Since achieving independence in 1966, Barbados has transformed itself from a low-income economy dependent on sugar production to an upper-middle-income and economy based on tourism and the offshore sector. In line with this transformation, the island has sought to update its occupational classification, allowing for a more contemporary account of jobs and job vacancies, whilst also giving jobseekers better information about the labour market and the skills and qualifications required for jobs.
The Institute for Employment Research (IER) was invited to undertake the task of defining and introducing a new occupational classification. Through an 18-month project, staff from the IER met with staff from government agencies, employers, educationalists and career specialists to establish a detailed classification. The Barbados Standard Occupational Classification (BARSOC) was introduced in late 2016.

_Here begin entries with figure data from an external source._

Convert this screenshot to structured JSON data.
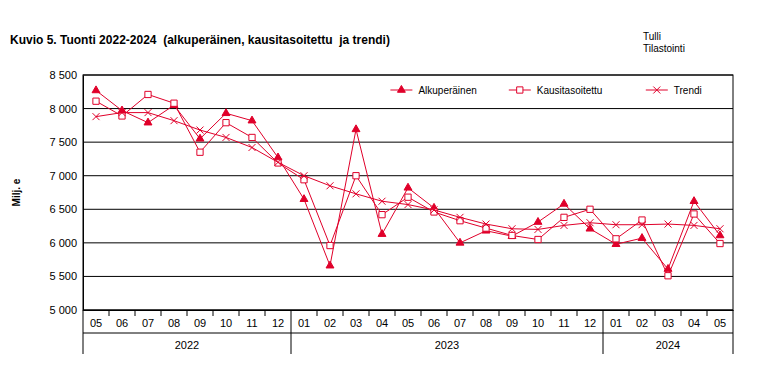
{
  "chart_data": {
    "type": "line",
    "title": "Kuvio 5. Tuonti 2022-2024  (alkuperäinen, kausitasoitettu  ja trendi)",
    "source": [
      "Tulli",
      "Tilastointi"
    ],
    "y_label": "Milj. e",
    "categories": [
      "05",
      "06",
      "07",
      "08",
      "09",
      "10",
      "11",
      "12",
      "01",
      "02",
      "03",
      "04",
      "05",
      "06",
      "07",
      "08",
      "09",
      "10",
      "11",
      "12",
      "01",
      "02",
      "03",
      "04",
      "05"
    ],
    "years": [
      "2022",
      "2022",
      "2022",
      "2022",
      "2022",
      "2022",
      "2022",
      "2022",
      "2023",
      "2023",
      "2023",
      "2023",
      "2023",
      "2023",
      "2023",
      "2023",
      "2023",
      "2023",
      "2023",
      "2023",
      "2024",
      "2024",
      "2024",
      "2024",
      "2024"
    ],
    "series": [
      {
        "name": "Alkuperäinen",
        "color": "#e0002a",
        "marker": "triangle",
        "line_style": "solid",
        "values": [
          8270,
          7970,
          7790,
          8050,
          7550,
          7930,
          7820,
          7270,
          6650,
          5660,
          7690,
          6130,
          6820,
          6520,
          6000,
          6180,
          6100,
          6310,
          6580,
          6210,
          5980,
          6070,
          5610,
          6620,
          6110
        ]
      },
      {
        "name": "Kausitasoitettu",
        "color": "#e0002a",
        "marker": "square",
        "line_style": "solid",
        "values": [
          8110,
          7890,
          8210,
          8080,
          7350,
          7790,
          7570,
          7190,
          6940,
          5960,
          7000,
          6420,
          6680,
          6460,
          6330,
          6220,
          6110,
          6050,
          6380,
          6500,
          6060,
          6340,
          5510,
          6430,
          5990
        ]
      },
      {
        "name": "Trendi",
        "color": "#e0002a",
        "marker": "x",
        "line_style": "solid",
        "values": [
          7880,
          7940,
          7940,
          7820,
          7680,
          7570,
          7420,
          7200,
          7000,
          6850,
          6730,
          6620,
          6570,
          6490,
          6380,
          6280,
          6210,
          6200,
          6260,
          6300,
          6270,
          6270,
          6280,
          6260,
          6210
        ]
      }
    ],
    "ylim": [
      5000,
      8500
    ],
    "yticks": [
      {
        "value": 5000,
        "label": "5 000"
      },
      {
        "value": 5500,
        "label": "5 500"
      },
      {
        "value": 6000,
        "label": "6 000"
      },
      {
        "value": 6500,
        "label": "6 500"
      },
      {
        "value": 7000,
        "label": "7 000"
      },
      {
        "value": 7500,
        "label": "7 500"
      },
      {
        "value": 8000,
        "label": "8 000"
      },
      {
        "value": 8500,
        "label": "8 500"
      }
    ],
    "grid": true,
    "legend": "top-right"
  }
}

One of the products created by the IER whilst undertaking this work was a specially tailored version of the CASCOT classification software which has been under continuous development by the IER since the early 1990s. Staff at the Ministry of Labour immediately saw the potential for this software to provide a web-based approach to potential users of the classification, particularly for careers advisers seeking descriptions of jobs and for jobseekers and labour market entrants looking for particular types of work. Accordingly, a second contract was issued to the IER to create an interactive version of BARSOC2016 to be available on the web. This work was completed in 2018.

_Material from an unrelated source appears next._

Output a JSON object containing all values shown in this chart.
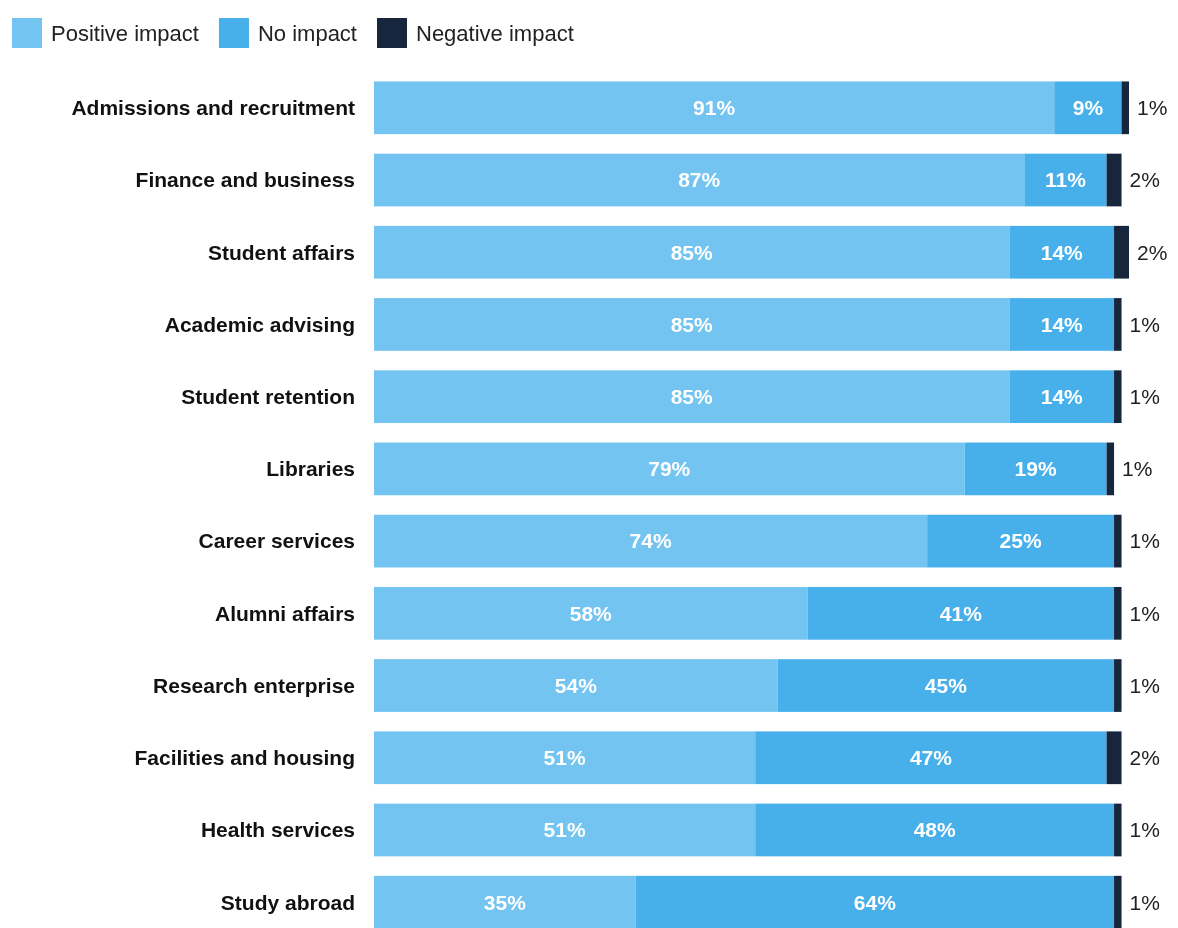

Most recently, a further request has been made to the IER to incorporate what is termed the ‘Civil Service Qualifications Order’ within the web-based version of the software. This allows all interested parties to see the qualifications that are required for over 1,000 different jobs in the public sector in Barbados. The third development contract to undertake this task was issued in March 2019.
By bringing together those agencies and government departments with an interest in the labour market, plus employers and educationalists from the secondary and tertiary education sectors, a much better understanding has been created about the nature of the transforming island economy and the need to develop key skills.